Rare earth (Nd3+) mediated structural, magnetic, ferroelectric properties of cobalt ferrite nanomaterials for its varied applications

Abstract

The current work related to effects of neodymium ion on the structural, magnetic, optical, electronic, and ferroelectric properties of cobalt ferrite nanomaterials prepared using lemon juice as fuel. Thermal analysis shows that prepared nanomaterial is thermally stable till temperature of 500°C. X-ray diffraction revealed the single-phase Fd3m structure with a cubic-spinal phase. Williamson-Hall plot was used to compute the crystallite size which reveals with the addition of Nd3+ ions there is a decrease in size from 57 to 30 nm. Raman analysis was performed to confirm the presence of the RE Ortho phase, and with appearance of a new peak was confirmed. Grain size and surface measurement were examined using Transmission electron microscope (TEM), which revealed spherical and cuboid forms.
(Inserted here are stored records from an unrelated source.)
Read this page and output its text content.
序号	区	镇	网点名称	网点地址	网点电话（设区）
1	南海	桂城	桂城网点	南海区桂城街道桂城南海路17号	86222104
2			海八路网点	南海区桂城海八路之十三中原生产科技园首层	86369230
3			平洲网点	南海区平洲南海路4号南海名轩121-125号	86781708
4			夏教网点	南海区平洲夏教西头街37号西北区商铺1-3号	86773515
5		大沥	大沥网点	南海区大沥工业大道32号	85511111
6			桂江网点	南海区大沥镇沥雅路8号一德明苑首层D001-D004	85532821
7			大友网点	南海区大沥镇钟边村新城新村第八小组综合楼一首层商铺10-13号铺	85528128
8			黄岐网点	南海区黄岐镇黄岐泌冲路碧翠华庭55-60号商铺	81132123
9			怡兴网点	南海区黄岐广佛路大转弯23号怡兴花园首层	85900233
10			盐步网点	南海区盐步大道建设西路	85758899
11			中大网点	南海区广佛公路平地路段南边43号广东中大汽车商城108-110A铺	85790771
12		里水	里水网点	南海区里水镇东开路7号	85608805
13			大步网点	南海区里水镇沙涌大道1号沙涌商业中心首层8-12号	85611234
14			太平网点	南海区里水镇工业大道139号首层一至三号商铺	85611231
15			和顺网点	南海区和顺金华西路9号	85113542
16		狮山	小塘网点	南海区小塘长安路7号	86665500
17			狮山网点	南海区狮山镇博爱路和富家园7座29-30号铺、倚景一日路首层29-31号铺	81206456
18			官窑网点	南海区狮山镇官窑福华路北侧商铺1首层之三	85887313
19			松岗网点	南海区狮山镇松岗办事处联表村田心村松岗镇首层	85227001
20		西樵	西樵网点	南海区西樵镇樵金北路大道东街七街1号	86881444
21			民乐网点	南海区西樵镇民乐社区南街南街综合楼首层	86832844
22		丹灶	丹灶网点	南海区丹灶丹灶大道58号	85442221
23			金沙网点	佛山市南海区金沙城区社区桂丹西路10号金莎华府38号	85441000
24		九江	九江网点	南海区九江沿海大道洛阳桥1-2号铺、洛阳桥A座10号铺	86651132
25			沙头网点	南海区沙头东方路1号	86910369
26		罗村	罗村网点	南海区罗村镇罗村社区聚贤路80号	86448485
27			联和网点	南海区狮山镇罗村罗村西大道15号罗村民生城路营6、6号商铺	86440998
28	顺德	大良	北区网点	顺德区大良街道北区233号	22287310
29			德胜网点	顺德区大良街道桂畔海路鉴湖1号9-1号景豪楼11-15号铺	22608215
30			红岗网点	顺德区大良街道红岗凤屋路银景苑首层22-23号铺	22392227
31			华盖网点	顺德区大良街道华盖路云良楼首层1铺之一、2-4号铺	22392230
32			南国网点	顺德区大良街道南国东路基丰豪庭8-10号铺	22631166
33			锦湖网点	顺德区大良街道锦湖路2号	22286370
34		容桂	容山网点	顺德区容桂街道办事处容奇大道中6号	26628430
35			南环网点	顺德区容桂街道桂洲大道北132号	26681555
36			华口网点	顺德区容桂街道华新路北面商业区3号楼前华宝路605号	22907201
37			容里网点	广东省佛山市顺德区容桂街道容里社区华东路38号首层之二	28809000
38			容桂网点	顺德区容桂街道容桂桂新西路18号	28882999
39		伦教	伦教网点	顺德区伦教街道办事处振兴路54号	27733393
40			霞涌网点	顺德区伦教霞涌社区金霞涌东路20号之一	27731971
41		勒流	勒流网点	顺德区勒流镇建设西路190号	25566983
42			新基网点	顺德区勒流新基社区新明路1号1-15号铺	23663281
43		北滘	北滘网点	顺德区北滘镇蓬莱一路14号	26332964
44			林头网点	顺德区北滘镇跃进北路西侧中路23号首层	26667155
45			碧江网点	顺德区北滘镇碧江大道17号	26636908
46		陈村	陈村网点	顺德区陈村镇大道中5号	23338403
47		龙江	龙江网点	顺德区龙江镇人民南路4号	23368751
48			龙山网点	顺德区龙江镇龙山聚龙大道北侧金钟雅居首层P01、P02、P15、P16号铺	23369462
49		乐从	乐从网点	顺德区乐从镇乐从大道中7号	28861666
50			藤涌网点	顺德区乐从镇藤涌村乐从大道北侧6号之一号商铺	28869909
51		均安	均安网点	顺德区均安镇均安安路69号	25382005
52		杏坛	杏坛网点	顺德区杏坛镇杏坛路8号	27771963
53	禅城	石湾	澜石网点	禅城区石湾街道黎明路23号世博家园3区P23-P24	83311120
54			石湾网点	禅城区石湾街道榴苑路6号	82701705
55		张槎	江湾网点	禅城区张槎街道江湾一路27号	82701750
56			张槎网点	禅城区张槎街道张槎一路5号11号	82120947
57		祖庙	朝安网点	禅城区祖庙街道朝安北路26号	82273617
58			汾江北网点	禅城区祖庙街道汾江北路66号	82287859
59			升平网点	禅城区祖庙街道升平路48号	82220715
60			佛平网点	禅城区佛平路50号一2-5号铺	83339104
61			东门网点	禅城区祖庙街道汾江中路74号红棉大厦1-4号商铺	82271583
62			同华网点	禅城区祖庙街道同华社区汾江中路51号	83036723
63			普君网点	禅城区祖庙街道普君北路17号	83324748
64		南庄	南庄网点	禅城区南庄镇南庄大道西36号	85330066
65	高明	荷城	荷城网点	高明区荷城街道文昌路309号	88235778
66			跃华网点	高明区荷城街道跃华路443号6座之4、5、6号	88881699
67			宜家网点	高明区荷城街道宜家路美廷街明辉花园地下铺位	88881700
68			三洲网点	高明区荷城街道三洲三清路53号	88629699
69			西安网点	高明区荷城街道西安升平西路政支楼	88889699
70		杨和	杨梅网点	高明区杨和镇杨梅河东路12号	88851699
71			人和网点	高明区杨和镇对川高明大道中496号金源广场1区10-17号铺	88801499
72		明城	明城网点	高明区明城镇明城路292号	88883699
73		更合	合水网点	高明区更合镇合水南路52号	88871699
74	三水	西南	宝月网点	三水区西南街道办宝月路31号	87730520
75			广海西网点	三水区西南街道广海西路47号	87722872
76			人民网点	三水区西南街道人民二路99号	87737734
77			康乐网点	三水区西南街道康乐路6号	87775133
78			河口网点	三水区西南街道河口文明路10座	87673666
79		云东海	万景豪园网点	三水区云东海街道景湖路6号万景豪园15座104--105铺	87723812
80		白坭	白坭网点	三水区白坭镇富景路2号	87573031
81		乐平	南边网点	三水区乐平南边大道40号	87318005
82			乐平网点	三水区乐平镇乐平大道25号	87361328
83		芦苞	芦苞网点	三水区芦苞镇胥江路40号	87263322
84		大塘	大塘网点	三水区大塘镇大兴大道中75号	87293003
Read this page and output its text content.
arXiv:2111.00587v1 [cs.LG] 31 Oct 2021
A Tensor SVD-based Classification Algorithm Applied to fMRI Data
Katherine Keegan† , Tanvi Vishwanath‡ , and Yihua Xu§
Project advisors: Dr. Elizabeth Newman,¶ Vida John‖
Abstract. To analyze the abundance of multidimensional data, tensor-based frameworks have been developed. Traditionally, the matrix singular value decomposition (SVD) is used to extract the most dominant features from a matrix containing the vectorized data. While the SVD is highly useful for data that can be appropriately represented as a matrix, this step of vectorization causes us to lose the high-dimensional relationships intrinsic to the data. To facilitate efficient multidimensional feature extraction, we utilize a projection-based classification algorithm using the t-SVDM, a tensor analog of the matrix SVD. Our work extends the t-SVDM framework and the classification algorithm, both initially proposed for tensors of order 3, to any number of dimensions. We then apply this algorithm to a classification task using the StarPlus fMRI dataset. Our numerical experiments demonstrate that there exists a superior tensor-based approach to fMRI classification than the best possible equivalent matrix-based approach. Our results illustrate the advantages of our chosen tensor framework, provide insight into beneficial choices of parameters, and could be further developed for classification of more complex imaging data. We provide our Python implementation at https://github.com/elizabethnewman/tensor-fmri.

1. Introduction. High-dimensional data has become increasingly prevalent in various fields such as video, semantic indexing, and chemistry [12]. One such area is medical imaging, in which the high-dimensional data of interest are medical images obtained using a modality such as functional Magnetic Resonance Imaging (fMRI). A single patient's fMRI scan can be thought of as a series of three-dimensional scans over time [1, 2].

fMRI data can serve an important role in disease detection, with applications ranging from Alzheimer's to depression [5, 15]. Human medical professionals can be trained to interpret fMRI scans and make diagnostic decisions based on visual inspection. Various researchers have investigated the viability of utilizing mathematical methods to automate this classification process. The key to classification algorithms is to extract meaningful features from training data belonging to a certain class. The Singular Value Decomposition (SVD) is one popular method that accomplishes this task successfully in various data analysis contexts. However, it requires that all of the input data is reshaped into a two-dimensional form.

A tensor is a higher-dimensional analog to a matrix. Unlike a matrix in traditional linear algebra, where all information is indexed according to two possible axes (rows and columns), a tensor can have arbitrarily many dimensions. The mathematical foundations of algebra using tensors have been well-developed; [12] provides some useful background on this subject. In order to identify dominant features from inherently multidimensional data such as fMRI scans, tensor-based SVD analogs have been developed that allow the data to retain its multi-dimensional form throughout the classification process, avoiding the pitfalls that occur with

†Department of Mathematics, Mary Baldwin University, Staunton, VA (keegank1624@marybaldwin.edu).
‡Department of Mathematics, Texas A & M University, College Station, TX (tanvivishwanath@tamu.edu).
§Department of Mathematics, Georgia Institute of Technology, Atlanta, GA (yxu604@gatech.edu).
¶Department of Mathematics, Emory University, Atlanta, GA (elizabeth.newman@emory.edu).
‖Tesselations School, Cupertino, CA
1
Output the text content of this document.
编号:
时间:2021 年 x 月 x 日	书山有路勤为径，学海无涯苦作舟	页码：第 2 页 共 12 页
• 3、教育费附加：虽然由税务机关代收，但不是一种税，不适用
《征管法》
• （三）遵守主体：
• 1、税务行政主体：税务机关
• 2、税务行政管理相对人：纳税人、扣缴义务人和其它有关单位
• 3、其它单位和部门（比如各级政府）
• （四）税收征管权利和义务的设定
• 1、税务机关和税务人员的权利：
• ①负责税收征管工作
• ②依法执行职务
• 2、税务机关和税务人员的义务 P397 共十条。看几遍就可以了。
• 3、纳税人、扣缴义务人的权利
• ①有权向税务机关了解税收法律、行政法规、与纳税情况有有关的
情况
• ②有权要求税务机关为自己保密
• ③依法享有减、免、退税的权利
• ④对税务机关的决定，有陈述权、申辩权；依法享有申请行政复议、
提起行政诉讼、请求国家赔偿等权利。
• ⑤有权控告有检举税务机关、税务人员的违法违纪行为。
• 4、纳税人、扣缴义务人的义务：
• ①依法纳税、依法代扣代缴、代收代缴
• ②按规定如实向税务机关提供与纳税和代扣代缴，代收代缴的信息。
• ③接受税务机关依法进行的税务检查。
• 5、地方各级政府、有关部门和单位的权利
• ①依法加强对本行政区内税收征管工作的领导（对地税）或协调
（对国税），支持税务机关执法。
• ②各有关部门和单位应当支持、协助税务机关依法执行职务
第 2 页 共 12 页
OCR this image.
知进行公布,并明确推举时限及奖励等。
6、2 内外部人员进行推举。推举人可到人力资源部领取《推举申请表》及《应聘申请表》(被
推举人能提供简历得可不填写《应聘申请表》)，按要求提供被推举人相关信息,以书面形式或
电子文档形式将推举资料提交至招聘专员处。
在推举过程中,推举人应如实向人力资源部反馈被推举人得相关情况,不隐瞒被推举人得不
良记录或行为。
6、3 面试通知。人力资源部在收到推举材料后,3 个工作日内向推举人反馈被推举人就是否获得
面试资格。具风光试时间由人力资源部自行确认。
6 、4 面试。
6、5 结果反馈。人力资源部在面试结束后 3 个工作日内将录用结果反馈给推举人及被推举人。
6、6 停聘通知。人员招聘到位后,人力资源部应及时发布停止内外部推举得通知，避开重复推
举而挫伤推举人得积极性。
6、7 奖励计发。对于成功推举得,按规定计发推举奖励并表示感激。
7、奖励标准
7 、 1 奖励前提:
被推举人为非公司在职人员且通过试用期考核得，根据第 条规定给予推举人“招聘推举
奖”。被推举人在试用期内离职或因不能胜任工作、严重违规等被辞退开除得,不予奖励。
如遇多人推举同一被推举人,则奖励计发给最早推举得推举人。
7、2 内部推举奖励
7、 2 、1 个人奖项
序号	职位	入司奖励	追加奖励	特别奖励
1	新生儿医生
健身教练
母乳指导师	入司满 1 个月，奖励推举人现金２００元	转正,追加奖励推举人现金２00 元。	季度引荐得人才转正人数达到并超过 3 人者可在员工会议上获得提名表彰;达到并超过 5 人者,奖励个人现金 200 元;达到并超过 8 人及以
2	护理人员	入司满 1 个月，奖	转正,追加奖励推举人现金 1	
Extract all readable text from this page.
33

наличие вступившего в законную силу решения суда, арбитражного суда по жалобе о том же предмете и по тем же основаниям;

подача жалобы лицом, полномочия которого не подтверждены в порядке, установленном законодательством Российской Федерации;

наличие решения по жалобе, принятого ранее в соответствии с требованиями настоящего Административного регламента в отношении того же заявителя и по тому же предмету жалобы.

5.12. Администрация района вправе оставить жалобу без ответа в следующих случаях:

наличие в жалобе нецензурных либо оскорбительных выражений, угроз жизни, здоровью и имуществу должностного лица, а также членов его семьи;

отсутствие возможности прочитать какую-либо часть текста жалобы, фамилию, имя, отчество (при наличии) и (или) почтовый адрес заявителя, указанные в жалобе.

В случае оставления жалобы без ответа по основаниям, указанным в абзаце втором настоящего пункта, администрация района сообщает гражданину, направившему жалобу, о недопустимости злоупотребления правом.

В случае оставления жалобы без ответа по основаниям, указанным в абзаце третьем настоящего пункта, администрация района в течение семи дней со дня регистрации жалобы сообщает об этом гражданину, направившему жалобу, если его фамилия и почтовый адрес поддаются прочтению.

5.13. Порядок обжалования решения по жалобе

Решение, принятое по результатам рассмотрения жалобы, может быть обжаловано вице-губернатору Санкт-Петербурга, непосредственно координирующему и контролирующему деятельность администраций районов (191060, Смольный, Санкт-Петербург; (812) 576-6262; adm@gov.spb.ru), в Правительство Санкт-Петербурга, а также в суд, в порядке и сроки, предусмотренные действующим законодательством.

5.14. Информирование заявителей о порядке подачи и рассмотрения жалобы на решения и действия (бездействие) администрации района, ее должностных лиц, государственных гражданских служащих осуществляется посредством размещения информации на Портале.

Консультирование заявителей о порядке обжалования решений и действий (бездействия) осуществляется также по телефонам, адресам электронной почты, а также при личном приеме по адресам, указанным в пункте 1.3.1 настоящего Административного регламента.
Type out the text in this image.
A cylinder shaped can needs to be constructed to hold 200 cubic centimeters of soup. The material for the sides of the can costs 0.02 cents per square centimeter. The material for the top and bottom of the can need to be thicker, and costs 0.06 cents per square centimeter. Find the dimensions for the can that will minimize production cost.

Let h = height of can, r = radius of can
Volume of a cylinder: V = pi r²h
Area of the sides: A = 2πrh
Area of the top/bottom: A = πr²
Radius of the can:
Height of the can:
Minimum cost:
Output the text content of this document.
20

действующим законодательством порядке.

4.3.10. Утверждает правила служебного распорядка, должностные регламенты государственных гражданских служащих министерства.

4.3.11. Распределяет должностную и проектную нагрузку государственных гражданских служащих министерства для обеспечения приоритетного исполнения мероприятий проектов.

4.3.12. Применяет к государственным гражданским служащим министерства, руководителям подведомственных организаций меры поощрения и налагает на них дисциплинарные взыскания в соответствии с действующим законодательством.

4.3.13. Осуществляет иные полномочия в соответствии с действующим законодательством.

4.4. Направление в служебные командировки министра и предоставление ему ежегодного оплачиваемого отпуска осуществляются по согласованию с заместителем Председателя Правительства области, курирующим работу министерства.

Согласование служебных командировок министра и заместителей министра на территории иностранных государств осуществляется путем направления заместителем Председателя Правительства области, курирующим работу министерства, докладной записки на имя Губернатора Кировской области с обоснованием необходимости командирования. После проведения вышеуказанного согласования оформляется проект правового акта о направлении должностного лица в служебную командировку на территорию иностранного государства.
The band gap was found to increase with the substitution of Nd-ion from 1.80 eV to 2.21 eV and 2.08 eV–2.96 eV, for indirect and direct bandgap respectively. Zeta measurements were used to assess the stability of the material in biomedical applications and show stability found to increase with substitution. Magnetic measurements show that the saturation magnetization was found to decrease from (51.26 emu/g – 30.51 emu/g) and similarly coercivity from 1326 Oe- 525 Oe with the addition of a Nd ion. The ferroelectric study also supports the change in structural parameters with Nd-ion substitution and thus the prepared materials show multifunctional characteristics. Therefore, the improved optoelectronic, magnetic, and ferroelectric properties of Nd3+ substituted cobalt ferrite highlight the new prospects for this technologically significant material obtained using lemon juice as fuel.